FIFA has declared five candidates eligible to run to become its next president. Its current president, Sepp Blatter, is to step down to make way for his successor at a congress early next year.
Soccer’s world governing body FIFA announced in a statement posted on its website on Thursday that it had admitted the candidacies of five people who had officially declared their interest in succeeding Blatter on February 26. They are: HRH Prince Ali Al Hussein, Sheikh Salman Bin Ebrahim Al Khalifa, Jerome Champagne, Gianni Infantino, and Tokyo Sexwale.
Notable by their absence are two names; UEFA President Michel Platini and Musa Hassan Bility.
Platini was not allowed to officially submit his name for the FIFA post as he, like Blatter, has been provisionally suspended by the international governing body over corruption allegations. He could become a candidate once his 90-day ban has expired. Infantino, UEFA’s general secretary, has said that if and when Platini does become a candidate, he will withdraw from the race.

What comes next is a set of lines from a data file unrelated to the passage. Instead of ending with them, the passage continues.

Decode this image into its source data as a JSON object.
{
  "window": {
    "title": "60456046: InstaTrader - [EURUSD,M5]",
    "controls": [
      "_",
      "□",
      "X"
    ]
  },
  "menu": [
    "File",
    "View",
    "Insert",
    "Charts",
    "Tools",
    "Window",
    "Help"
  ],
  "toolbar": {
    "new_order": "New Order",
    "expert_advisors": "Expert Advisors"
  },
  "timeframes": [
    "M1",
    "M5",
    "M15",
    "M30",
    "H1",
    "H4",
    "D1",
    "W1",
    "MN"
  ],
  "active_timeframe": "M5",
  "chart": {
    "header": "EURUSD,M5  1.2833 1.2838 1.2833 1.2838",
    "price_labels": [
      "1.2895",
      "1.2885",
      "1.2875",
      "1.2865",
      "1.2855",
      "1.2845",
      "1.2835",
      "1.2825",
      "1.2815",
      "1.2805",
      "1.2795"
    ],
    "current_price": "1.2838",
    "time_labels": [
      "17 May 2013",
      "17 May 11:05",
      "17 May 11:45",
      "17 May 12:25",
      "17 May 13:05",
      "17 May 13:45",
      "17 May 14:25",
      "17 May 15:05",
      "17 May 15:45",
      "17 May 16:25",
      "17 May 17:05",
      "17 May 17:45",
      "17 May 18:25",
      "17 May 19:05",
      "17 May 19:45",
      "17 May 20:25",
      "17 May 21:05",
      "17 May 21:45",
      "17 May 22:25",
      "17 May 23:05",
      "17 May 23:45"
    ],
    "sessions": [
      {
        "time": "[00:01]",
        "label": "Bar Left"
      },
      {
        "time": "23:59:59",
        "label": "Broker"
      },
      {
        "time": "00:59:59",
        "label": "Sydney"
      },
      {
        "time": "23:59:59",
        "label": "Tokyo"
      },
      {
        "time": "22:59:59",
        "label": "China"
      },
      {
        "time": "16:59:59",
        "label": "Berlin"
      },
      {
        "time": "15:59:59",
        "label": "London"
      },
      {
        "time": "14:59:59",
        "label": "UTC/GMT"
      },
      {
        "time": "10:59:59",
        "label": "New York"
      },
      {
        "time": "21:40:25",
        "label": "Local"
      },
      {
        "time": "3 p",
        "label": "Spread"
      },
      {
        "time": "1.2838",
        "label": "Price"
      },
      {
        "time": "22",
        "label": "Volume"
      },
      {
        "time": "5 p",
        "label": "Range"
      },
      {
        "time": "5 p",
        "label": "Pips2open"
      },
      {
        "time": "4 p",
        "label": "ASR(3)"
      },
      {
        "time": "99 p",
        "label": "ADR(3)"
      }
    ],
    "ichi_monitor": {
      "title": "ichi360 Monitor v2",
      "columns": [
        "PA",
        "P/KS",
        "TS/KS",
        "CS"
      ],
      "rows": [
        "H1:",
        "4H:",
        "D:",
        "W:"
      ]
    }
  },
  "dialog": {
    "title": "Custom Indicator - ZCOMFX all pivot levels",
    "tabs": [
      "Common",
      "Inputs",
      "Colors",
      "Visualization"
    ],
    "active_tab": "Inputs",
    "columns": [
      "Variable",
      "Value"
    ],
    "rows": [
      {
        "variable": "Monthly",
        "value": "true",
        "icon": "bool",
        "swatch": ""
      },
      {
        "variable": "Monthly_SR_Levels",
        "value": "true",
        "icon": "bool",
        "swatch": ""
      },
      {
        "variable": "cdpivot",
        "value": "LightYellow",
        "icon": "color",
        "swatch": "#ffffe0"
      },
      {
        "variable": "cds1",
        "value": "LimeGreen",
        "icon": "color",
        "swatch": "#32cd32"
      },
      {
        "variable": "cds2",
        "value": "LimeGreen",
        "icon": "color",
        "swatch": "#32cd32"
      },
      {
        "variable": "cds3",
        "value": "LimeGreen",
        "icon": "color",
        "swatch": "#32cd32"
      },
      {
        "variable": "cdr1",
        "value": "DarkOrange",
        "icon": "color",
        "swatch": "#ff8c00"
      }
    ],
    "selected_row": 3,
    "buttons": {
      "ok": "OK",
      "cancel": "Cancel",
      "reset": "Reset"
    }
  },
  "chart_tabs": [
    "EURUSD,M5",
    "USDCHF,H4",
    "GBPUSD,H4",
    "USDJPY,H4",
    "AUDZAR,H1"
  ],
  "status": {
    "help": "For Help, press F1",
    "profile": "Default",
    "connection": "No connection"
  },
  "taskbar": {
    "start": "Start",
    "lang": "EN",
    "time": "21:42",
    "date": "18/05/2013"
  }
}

FIFA’s ad-hock Electoral Committee rejected the candidacy of Musa Bility, the president of the Liberian Football Association, saying that this was “in view of the content of the integrity check report relating to him.” It declined to comment publicly on the details of the reasoning.
The statement also said its decisions on which candidates were eligible, could be appealed to the Court of Arbitration for Sport (CAS) in Lausanne, Switzerland.
FIFA’s Ethics Committee handed down the 90-day provisional bans on the current FIFA and UEFA presidents over an alleged “disloyal payment” of 2 million Swiss francs from Blatter to Platini in 2011, which is the subject of an investigation by Swiss prosecutors.
The vote to elect a new FIFA president is scheduled for February 26.